Policymakers across Europe have been urged to end subsidies for biomass power projects, with a new report warning that rising demand for the wood-based fuel could lead to “staggering” levels of deforestation.

Many of the region’s coal-fired power plants have laid out plans to transition away from burning the emission-heavy fossil fuel by converting their existing facilities to instead cater for biomass – typically wood in the form of small pellets.

The switch to biomass is largely being supported by government subsidies to the tune of $7bn across the European Union each year.

Supporters of biomass argue that it provides a renewable, less-polluting alternative to coal as new trees can be planted to replace those used for fuel – and that these can in turn contribute to the removal of carbon dioxide (CO2) from the atmosphere over their life cycle.

Forested areas have been identified as important resources in tackling climate change due to their intake and storage of CO2 as they photosynthesise.

But the report from climate think tank Sandbox finds that current policies among European coal firms to switch to biomass could double global demand for wood pellets – representing an area equivalent to half of Germany’s Black Forest each year – for the return of less than 2% of EU electricity production.

It estimates that 36 million tonnes of wood pellets would be needed to supply the new projects – similar to existing production levels worldwide – adding that the fact much of the wood burned is sourced from North America means there is an extra environmental cost in transportation.

Sandbag’s senior energy and policy analyst Charles Moore said: “The scale of the forest cut down to run these power plants is staggering – it’s impossible to believe coal companies when they argue that the switch to burning forests could be good for the climate.”


Current biomass power plans across Europe dominated by 10 ‘megaprojects’

The research suggests that across the coal-to-biomass projects currently underway in Europe, around 67 million tonnes of CO2 would be generated annually from burning the wood fuel – equivalent to half the emissions from Poland’s coal power stations.

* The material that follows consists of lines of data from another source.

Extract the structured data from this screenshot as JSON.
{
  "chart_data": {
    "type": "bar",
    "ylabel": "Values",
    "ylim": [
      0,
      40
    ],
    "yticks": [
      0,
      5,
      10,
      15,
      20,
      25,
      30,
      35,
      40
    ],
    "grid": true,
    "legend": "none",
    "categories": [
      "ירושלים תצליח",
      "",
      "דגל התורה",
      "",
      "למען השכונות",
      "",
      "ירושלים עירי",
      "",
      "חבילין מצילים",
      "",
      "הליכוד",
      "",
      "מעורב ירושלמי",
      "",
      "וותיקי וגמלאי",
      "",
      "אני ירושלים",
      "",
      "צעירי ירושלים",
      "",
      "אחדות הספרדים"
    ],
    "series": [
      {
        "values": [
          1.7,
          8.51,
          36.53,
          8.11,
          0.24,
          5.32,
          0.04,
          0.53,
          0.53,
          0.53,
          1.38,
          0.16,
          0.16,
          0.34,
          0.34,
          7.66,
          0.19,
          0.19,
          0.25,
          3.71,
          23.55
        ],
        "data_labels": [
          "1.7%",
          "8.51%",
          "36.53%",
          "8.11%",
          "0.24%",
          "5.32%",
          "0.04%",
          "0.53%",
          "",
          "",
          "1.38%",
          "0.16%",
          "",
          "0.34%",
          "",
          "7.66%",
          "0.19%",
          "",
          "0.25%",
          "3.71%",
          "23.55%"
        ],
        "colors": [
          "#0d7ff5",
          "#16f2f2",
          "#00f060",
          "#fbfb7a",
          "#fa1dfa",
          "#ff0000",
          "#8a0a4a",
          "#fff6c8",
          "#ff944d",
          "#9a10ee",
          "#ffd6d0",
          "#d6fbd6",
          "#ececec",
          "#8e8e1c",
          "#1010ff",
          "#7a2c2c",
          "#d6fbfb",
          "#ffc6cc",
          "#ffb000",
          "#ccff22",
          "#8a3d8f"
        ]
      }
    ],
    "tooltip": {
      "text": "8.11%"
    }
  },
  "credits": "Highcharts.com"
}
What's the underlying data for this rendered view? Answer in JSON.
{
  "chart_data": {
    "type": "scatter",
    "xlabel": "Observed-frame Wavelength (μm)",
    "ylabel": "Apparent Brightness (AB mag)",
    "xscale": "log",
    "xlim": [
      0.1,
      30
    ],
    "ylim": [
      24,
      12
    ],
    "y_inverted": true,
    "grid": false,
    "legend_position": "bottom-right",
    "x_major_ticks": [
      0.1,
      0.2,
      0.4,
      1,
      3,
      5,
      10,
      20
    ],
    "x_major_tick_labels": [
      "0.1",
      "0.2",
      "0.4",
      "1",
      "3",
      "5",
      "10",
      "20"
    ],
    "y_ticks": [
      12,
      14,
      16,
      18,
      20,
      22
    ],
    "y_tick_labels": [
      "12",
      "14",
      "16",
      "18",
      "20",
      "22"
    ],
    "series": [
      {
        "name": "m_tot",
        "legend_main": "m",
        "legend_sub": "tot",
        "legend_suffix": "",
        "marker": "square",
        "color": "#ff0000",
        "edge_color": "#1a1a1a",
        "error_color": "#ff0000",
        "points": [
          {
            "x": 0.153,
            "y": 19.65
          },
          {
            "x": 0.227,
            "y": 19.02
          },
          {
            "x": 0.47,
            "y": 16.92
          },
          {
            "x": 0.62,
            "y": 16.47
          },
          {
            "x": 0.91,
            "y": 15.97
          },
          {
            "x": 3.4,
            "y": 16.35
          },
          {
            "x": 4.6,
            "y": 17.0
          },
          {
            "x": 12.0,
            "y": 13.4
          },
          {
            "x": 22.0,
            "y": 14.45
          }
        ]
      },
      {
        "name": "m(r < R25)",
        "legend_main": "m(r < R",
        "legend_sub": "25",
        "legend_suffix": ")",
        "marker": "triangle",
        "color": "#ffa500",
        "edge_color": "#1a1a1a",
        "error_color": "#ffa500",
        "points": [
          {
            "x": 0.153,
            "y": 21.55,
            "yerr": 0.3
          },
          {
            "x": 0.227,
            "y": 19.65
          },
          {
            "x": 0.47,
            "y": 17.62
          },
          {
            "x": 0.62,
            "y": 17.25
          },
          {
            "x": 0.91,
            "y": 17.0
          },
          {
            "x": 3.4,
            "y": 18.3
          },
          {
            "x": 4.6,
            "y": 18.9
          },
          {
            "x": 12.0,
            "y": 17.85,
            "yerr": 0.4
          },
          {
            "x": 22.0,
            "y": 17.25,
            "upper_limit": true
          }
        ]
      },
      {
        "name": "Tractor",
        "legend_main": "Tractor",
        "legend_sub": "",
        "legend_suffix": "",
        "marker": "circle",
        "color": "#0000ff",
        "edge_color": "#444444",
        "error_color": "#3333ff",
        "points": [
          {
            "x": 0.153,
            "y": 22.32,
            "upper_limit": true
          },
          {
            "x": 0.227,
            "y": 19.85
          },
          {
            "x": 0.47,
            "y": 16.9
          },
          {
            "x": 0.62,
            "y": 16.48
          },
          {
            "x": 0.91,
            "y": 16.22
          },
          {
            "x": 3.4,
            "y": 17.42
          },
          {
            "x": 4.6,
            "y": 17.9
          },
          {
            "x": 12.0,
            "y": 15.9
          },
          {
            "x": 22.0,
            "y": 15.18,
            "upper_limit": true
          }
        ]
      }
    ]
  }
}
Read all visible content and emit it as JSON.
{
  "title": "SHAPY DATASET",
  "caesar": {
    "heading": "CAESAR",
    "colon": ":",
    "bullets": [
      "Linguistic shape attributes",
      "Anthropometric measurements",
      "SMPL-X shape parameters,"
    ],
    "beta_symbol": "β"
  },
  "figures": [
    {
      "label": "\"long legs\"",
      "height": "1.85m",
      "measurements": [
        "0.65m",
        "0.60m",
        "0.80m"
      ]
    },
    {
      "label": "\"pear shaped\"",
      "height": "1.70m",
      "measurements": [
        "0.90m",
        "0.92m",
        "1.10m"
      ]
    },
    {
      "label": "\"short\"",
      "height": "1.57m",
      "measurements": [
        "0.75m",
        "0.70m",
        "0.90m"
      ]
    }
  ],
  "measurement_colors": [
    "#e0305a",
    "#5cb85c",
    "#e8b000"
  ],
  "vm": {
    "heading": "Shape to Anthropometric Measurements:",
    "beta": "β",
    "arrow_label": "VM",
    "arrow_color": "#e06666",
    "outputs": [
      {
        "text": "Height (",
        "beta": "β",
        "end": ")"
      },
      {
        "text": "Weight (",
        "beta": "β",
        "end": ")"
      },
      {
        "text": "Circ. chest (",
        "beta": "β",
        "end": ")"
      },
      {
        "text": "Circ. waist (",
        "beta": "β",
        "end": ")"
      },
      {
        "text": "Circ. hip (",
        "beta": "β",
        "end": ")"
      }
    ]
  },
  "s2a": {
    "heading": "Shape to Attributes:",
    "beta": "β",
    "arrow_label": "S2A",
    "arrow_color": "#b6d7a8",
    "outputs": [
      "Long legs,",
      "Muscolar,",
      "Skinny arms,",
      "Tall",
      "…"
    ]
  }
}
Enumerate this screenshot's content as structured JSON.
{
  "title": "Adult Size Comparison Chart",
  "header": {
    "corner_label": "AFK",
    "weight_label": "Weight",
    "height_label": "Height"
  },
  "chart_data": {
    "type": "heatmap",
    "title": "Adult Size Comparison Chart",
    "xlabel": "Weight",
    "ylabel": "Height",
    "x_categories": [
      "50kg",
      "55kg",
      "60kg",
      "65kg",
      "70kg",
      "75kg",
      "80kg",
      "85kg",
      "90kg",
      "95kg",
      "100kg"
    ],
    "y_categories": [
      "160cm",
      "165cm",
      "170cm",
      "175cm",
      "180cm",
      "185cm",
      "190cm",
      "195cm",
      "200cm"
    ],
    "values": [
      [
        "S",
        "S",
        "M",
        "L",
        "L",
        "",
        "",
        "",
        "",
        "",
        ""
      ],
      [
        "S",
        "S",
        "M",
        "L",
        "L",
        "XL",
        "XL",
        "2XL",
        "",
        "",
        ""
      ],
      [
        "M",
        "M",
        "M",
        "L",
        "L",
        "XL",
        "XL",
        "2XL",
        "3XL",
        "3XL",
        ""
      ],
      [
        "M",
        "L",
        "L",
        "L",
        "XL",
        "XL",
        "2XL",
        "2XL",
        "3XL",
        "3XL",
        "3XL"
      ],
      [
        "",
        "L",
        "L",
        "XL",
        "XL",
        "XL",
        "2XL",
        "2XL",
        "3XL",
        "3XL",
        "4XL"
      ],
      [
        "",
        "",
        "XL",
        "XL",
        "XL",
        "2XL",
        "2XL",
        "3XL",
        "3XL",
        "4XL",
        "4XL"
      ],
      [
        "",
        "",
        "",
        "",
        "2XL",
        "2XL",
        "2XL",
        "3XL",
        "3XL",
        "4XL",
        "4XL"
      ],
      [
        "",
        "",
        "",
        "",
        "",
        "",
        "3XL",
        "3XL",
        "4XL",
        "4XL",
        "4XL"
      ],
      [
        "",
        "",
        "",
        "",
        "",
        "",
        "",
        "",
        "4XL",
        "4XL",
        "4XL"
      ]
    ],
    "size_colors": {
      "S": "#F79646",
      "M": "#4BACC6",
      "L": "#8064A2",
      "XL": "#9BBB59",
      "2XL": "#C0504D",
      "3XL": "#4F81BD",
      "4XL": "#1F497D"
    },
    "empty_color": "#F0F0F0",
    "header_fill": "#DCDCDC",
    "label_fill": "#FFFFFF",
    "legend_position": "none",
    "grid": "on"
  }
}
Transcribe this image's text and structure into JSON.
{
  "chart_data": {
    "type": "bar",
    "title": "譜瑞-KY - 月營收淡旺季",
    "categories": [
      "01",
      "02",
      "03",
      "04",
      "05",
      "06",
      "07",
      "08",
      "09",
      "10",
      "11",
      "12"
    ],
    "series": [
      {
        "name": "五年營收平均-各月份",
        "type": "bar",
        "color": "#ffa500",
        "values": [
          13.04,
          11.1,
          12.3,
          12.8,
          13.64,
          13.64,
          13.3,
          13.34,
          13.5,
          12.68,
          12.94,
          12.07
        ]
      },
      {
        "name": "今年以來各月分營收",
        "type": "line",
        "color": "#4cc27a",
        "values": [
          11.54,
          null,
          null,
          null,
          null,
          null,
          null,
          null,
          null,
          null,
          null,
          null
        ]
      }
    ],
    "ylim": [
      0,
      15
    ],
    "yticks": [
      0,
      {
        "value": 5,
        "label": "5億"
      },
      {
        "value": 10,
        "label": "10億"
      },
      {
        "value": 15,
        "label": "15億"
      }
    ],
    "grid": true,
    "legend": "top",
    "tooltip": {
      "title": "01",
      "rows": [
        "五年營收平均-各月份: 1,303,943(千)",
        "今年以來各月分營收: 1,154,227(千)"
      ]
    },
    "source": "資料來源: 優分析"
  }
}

It adds that 10 “megaprojects” based in Finland, Germany, Ireland, Spain and the Netherlands account for more than half of this capacity – with the Dutch market alone contributing more than a quarter of this biomass demand.

Biomass power in europe
Wood pellets used in biomass power facilities (Credit: VisMedia/Drax)

Professor Michael Norton, environment programme director at the European Academies Science Advisory Council, warned that the path of substituting coal with biomass has already increased the risk of overshooting Paris Agreement emissions targets.

He added: “This report is horrifying from a climate perspective, before even considering the biodiversity aspects of such large scale forest removal.

“Because of flawed assumptions of ‘carbon neutrality’ and the ability to ignore the tens of millions of tonnes of CO2 emitted from biomass power stations, some member states are spending huge amounts of public money to make climate change worse.

“This is despite the huge amount of science showing the counter-productive nature of biomass, and the recent science emphasising the urgent necessity of stopping deforestation and increasing forest carbon stocks.”


UK’s Drax power station aims to become carbon-negative by combining biomass with carbon capture and storage

UK power station Drax, which was formerly fully fired by coal, last week pledged to become the world’s first “carbon-negative” company on the back its plans to combine biomass combustion with carbon capture and storage (CCS) technology.

Four of the six generation units at Drax have been converted from coal to biomass, while the remaining two are set to be taken offline by 2025.

The electricity producer defends its biomass strategy by citing the Intergovernmental Panel on Climate Change and the UK Committee on Climate Change, which have both acknowledged that bioenergy with carbon capture and storage (BECCS) can play a role in achieving net zero emissions targets by 2050.

biomass power in europe
A biomass furnace at the Drax Power Station (Credit: Drax)

The Sandbox research argues that the attention of policymakers should instead be focused of other sources of renewable energy such as solar and wind, which are often less expensive to develop than converting old coal plants to run on biomass as well as delivering more immediate carbon savings.

Responsible investment charity Share Action’s scientific adviser Jo Alexander said: “Rather than investing in biomass power stations, which in turn expands the market for wood that will be burnt, the market needs to support the expansion of genuinely low carbon renewable energy such as solar and wind, as well as find ways to value and maximise the carbon held in forests ecosystems.

“We encourage investors, who are increasingly aware of the risk that the climate emergency poses to their investments, to challenge the utility companies responsible for the expansion of biomass power, as well as their financial backers.”